Many thanks! This is another very important result. It is possible to obtain orbital precession in Cartesian coordinates with the ECE2 lagrangian, making Einsteinian general relativity redundant. It is also very interesting to see that the relativistic angular momentum is not a constant of motion in Cartesian coordinates. The non relativistic angular momentum is a constant of motion both for Cartesian and plane polar coordinates. The relativistic angular momentum is
L = gamma L0
where gamma is the Lorentz factor and L0 the classical non relativistic angular momentum. This can be coded in to find its effect on the orbit. I can google around to try to find the optimal experimental data for comparison.
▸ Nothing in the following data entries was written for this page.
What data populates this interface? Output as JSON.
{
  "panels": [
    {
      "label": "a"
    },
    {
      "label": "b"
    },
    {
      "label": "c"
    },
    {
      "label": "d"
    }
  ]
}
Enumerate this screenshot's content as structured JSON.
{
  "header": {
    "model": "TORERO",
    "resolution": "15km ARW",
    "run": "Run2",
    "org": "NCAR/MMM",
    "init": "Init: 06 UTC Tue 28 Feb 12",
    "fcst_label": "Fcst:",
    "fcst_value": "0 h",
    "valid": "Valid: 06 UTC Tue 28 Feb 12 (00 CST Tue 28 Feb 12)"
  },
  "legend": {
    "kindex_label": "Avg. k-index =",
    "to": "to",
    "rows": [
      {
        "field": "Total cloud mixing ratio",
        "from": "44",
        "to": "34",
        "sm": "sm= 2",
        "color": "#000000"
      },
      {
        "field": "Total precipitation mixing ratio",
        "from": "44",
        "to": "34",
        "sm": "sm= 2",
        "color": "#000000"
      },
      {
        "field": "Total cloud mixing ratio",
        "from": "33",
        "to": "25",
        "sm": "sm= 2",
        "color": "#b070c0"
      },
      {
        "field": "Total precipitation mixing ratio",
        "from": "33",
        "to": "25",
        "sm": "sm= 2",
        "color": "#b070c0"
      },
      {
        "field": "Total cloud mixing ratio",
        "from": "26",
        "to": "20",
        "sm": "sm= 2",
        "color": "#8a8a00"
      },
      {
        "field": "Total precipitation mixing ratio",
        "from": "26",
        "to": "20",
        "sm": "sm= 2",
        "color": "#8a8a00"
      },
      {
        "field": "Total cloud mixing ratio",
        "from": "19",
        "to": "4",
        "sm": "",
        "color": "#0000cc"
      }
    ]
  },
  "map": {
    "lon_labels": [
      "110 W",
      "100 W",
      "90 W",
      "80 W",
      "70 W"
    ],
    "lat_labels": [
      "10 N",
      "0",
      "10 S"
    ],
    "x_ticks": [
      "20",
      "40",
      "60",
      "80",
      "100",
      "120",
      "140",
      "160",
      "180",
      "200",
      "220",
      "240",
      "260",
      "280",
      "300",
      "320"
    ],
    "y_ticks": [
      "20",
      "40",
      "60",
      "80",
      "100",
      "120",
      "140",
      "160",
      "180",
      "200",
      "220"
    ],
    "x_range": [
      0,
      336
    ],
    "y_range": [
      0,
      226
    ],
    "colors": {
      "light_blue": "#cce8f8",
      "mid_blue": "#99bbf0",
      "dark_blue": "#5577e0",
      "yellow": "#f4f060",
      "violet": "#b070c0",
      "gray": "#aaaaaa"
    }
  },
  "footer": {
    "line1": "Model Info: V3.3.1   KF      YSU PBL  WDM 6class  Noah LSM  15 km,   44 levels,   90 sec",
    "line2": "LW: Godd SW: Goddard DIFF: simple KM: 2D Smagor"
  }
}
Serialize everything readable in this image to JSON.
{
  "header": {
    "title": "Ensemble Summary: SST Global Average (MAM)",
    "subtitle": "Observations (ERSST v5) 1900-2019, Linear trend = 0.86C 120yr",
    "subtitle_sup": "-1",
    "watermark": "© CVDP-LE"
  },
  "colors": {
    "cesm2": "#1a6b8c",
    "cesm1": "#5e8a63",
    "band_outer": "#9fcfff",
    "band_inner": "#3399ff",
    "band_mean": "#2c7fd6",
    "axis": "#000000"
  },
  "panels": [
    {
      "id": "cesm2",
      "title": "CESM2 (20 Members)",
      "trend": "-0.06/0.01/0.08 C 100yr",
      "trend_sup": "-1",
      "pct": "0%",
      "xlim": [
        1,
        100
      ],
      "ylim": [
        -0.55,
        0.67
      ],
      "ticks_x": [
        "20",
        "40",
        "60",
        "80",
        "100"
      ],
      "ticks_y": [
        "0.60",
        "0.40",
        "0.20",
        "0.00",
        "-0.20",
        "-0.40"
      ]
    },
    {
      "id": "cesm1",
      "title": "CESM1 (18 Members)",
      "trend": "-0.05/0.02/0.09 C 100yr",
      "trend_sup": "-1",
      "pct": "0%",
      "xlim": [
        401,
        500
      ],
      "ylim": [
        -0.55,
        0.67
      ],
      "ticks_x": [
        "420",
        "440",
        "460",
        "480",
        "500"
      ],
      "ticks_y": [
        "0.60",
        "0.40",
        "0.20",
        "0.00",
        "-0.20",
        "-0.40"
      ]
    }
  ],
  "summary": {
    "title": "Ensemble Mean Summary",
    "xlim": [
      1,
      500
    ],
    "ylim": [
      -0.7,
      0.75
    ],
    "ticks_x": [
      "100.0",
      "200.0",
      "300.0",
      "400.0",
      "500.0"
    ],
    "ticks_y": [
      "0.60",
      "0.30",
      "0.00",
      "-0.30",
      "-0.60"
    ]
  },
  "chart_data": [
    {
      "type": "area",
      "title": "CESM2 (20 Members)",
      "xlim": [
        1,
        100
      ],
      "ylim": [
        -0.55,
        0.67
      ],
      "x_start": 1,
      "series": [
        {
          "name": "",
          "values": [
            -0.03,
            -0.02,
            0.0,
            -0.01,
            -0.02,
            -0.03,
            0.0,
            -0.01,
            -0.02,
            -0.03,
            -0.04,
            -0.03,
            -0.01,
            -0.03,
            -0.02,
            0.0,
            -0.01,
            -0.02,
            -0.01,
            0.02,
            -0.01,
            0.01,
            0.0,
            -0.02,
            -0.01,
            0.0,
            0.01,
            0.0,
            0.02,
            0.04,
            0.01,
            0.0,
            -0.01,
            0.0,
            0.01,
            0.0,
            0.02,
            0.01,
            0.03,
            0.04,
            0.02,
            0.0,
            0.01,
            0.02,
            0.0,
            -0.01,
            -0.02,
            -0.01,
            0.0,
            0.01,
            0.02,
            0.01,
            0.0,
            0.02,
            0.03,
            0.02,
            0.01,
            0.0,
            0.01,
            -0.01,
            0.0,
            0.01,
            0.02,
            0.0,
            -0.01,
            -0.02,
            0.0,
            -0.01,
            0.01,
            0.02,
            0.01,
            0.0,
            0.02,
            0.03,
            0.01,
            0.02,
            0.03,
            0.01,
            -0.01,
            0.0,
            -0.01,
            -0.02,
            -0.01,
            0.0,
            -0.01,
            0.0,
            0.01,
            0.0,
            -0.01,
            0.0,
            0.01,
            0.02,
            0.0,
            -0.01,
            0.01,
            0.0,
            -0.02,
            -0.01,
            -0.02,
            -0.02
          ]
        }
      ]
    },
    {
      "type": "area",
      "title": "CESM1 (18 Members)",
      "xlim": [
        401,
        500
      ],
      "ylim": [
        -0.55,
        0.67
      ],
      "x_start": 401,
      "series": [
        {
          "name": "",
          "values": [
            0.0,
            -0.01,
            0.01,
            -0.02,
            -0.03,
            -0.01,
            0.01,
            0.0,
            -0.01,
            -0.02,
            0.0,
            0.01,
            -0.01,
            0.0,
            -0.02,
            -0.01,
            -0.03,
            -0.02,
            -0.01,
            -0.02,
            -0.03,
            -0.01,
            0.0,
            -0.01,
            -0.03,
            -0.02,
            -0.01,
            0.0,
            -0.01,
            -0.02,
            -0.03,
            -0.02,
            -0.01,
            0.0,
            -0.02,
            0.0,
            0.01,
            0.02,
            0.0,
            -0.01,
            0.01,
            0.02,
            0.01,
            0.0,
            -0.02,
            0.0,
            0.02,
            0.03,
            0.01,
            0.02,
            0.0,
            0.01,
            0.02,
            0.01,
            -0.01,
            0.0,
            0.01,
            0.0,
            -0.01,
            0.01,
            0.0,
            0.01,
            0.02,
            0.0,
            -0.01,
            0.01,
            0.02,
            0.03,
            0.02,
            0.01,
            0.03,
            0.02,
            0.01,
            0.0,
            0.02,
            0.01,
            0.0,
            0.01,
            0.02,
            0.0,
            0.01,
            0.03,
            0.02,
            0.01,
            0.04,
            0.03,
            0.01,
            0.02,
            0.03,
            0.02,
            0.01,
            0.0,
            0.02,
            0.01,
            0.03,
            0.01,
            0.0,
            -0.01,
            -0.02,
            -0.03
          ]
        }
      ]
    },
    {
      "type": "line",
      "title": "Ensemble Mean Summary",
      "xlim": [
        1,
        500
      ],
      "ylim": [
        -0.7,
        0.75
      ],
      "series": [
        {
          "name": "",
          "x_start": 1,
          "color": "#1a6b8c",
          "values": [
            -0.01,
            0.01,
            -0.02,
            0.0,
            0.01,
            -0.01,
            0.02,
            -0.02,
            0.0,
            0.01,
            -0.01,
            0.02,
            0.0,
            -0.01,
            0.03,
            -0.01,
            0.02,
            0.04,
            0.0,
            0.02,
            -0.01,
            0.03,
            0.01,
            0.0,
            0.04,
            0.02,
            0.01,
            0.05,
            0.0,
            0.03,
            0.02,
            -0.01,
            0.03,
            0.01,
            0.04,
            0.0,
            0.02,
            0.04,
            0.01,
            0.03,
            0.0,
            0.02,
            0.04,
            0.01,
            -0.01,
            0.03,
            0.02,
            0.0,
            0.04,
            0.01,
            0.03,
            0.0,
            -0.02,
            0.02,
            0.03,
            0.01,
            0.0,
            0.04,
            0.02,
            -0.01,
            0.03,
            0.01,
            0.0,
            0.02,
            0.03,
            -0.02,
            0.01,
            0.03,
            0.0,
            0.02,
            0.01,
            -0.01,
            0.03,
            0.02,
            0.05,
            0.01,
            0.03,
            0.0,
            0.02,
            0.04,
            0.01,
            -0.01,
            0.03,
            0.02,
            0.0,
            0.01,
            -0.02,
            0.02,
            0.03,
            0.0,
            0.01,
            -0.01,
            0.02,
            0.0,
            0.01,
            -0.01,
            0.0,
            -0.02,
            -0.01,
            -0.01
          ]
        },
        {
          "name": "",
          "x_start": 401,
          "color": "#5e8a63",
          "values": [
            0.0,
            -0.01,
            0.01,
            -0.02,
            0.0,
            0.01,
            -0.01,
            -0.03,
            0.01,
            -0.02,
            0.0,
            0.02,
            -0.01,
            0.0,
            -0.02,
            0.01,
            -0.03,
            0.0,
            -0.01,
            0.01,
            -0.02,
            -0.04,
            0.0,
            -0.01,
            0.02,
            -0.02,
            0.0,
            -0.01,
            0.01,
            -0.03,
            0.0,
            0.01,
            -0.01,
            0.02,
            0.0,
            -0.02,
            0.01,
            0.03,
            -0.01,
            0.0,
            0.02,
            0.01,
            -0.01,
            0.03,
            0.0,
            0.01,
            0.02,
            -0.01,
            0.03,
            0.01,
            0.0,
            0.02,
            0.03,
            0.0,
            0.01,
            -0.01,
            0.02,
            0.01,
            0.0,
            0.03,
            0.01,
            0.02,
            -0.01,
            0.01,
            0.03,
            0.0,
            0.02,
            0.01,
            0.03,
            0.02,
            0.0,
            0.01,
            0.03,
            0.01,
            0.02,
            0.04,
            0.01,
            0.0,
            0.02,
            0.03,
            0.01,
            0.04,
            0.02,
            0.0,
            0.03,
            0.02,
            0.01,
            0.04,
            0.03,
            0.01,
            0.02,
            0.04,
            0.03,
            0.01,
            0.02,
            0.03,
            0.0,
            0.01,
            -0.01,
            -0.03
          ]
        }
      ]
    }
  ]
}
I found one such system where m orbits M with a precessions about thirty degrees per orbit, compared with fractions of seconds of arc in the solar system.
To: EMyrone@aol.com
Sent: 09/04/2017 16:00:14 GMT Daylight Time
Subj: Re: 375(3): Relativistic Lagrangian in Cartesain CoordinatesFor strong relativistic effects, we obtain a precessing ellipse also in Cartesian coordinates as expected, see Fig. 1. Please notice that eq.(6) of the note only holds in the non-relativistic case. This term for L is not constant, see Fig. 2.
Horst
Am 09.04.2017 um 15:53 schrieb EMyrone:
This is given by Eq. (1), and simultaneous numerical solution of Eqs. (3), (4) and (6) should be a precessing ellipse.